Applied LLMs
Catastrophic Forgetting in Fine-Tuning
Full fine-tuning on a narrow task silently destroys general capabilities baked in during pre-training, and understanding why this happens is the prerequisite for choosing any mitigation strategy.
intermediate · 8 min read
Fine-tune GPT-style model on a single-domain dataset for a few epochs and you will likely ship a model that scores higher on that domain's benchmark while quietly forgetting how to perform arithmetic, answer general trivia, or even follow instruction formats it handled effortlessly before. The benchmark looks great; the production complaints arrive later.
This phenomenon is called catastrophic forgetting, and it is not a bug in any one training library. It is a structural property of how gradient descent updates shared weights.
What Actually Happens to the Weights
A pre-trained LLM encodes a vast number of capabilities in its weight matrix values. Each gradient step during fine-tuning moves weights to reduce loss on the new task. Because the same weights serve both old and new knowledge, a step that helps the new task can hurt the old one. There is no mechanism in standard stochastic gradient descent (SGD) or Adam to preserve previous capabilities unless you explicitly encode that constraint.
The interference is not random. Weights that are most important for the target task tend to be updated most aggressively. If those same weights were also load-bearing for a prior capability (say, general commonsense reasoning), that capability degrades proportionally.
A useful framing: think of the loss landscape as a high-dimensional surface with many minima. Pre-training finds a minimum that satisfies many tasks simultaneously. Full fine-tuning on one task moves the parameters toward a nearby minimum that satisfies the fine-tuning objective but may be far from the pre-training minimum for other tasks.
Formally, if \(\theta^*_\text{pre}\) is the pre-trained minimum and \(\theta^*_\text{ft}\) is the fine-tuned minimum, the divergence \(\|\theta^*_\text{ft} - \theta^*_\text{pre}\|\) grows with learning rate, dataset size, and number of epochs.

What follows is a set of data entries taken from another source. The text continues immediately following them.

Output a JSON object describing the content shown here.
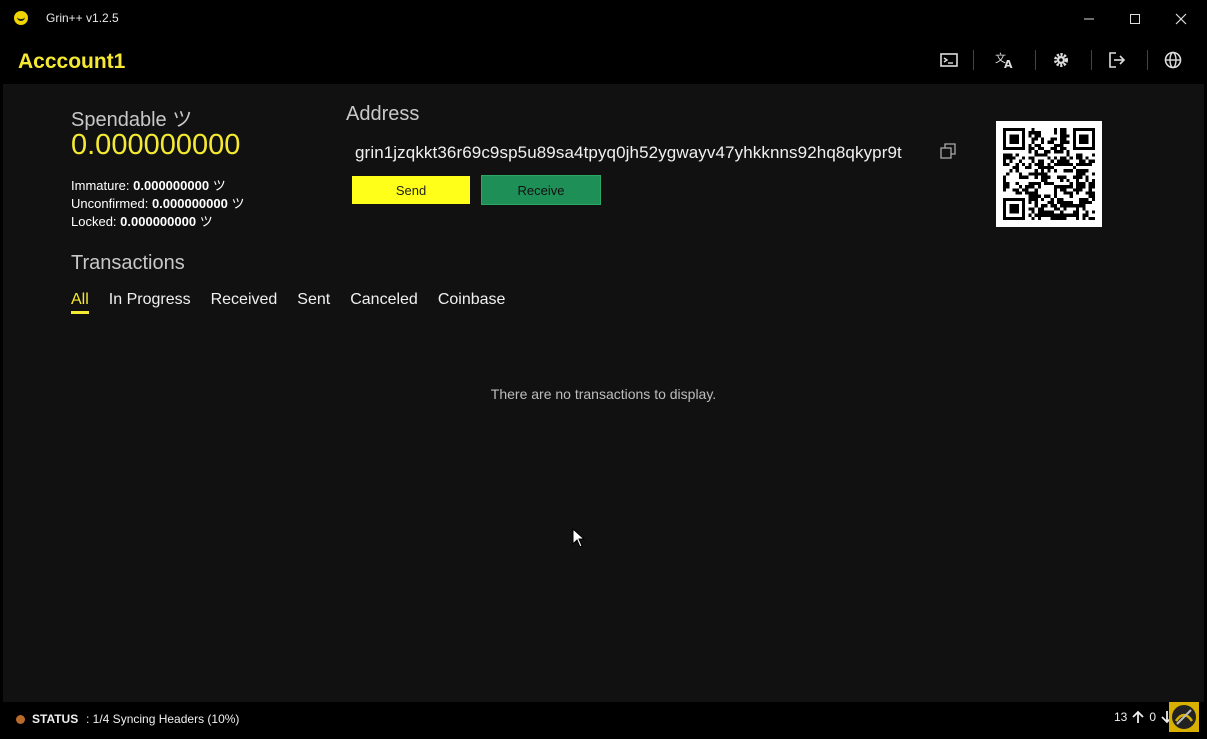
{
  "window": {
    "title": "Grin++ v1.2.5"
  },
  "header": {
    "account_name": "Acccount1",
    "icons": [
      "terminal-icon",
      "translate-icon",
      "gear-icon",
      "logout-icon",
      "globe-icon"
    ]
  },
  "balance": {
    "spendable_label": "Spendable ツ",
    "spendable_value": "0.000000000",
    "rows": [
      {
        "label": "Immature:",
        "value": "0.000000000",
        "unit": "ツ"
      },
      {
        "label": "Unconfirmed:",
        "value": "0.000000000",
        "unit": "ツ"
      },
      {
        "label": "Locked:",
        "value": "0.000000000",
        "unit": "ツ"
      }
    ]
  },
  "address": {
    "label": "Address",
    "value": "grin1jzqkkt36r69c9sp5u89sa4tpyq0jh52ygwayv47yhkknns92hq8qkypr9t",
    "send_label": "Send",
    "receive_label": "Receive"
  },
  "transactions": {
    "title": "Transactions",
    "tabs": [
      "All",
      "In Progress",
      "Received",
      "Sent",
      "Canceled",
      "Coinbase"
    ],
    "active_tab": "All",
    "empty_message": "There are no transactions to display."
  },
  "status": {
    "label": "STATUS",
    "text": ": 1/4 Syncing Headers (10%)",
    "peers_out": "13",
    "peers_in": "0"
  },
  "colors": {
    "accent": "#f5e932",
    "receive": "#1e8f57",
    "background": "#111111"
  }
}
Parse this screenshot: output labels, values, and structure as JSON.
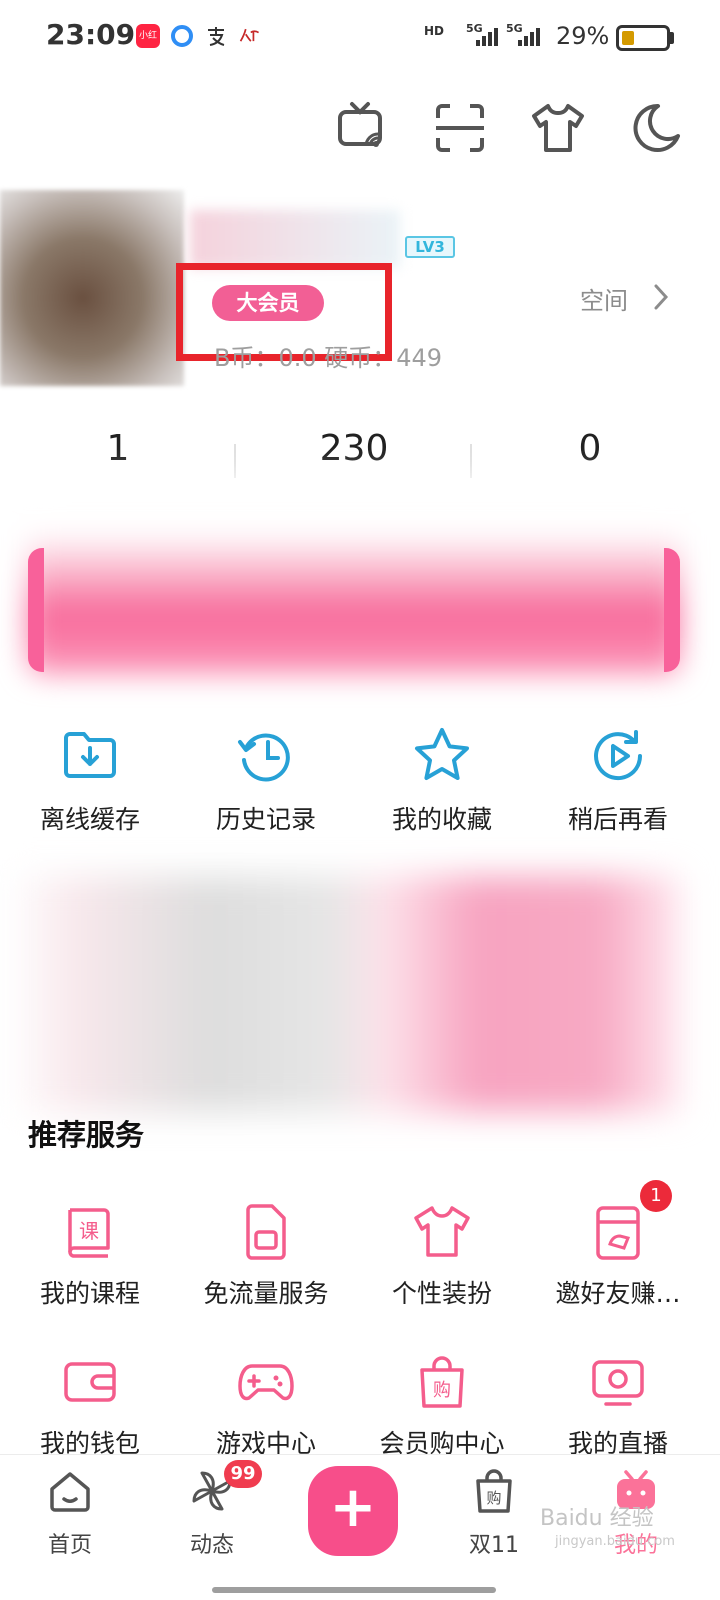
{
  "status_bar": {
    "time": "23:09",
    "battery_percent": "29%",
    "battery_level": 0.29,
    "network": [
      "HD",
      "5G",
      "5G"
    ],
    "notification_apps": [
      "小红书",
      "browser-icon",
      "alipay-icon",
      "people-daily-icon"
    ]
  },
  "top_tools": {
    "icons": [
      "tv-cast-icon",
      "scan-icon",
      "theme-shirt-icon",
      "night-mode-icon"
    ]
  },
  "profile": {
    "level": "LV3",
    "vip_label": "大会员",
    "coins_text": "B币：0.0    硬币：449",
    "space_label": "空间"
  },
  "stats": {
    "values": [
      "1",
      "230",
      "0"
    ]
  },
  "quick_actions": [
    {
      "label": "离线缓存",
      "icon": "offline-download-icon"
    },
    {
      "label": "历史记录",
      "icon": "history-icon"
    },
    {
      "label": "我的收藏",
      "icon": "favorites-star-icon"
    },
    {
      "label": "稍后再看",
      "icon": "watch-later-icon"
    }
  ],
  "services": {
    "title": "推荐服务",
    "items": [
      {
        "label": "我的课程",
        "icon": "course-icon"
      },
      {
        "label": "免流量服务",
        "icon": "sim-card-icon"
      },
      {
        "label": "个性装扮",
        "icon": "shirt-icon"
      },
      {
        "label": "邀好友赚…",
        "icon": "invite-friend-icon",
        "badge": "1"
      },
      {
        "label": "我的钱包",
        "icon": "wallet-icon"
      },
      {
        "label": "游戏中心",
        "icon": "gamepad-icon"
      },
      {
        "label": "会员购中心",
        "icon": "shopping-bag-icon"
      },
      {
        "label": "我的直播",
        "icon": "live-tv-icon"
      }
    ]
  },
  "bottom_nav": {
    "items": [
      {
        "label": "首页",
        "icon": "home-icon"
      },
      {
        "label": "动态",
        "icon": "pinwheel-icon",
        "badge": "99"
      },
      {
        "label": "",
        "icon": "plus-icon"
      },
      {
        "label": "双11",
        "icon": "shopping-bag-icon"
      },
      {
        "label": "我的",
        "icon": "tv-mascot-icon"
      }
    ],
    "active_color": "#fb7299"
  },
  "watermark": {
    "text": "Baidu 经验",
    "sub": "jingyan.baidu.com"
  },
  "colors": {
    "accent_pink": "#fb7299",
    "icon_blue": "#27a1d6",
    "highlight_red": "#e8242b"
  }
}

There is no free lunch: the further you travel in parameter space, the more prior knowledge you can overwrite.
Why the Problem Is Worse at Scale
Counterintuitively, empirical work on models from 1B to 7B parameters has found that larger models sometimes exhibit more severe forgetting during continual instruction tuning, not less (Luo et al., 2023). One hypothesis is that larger models develop more specialised weight circuits during pre-training, so any given weight is more likely to be load-bearing for multiple capabilities. Disrupting those circuits during fine-tuning has a broader blast radius.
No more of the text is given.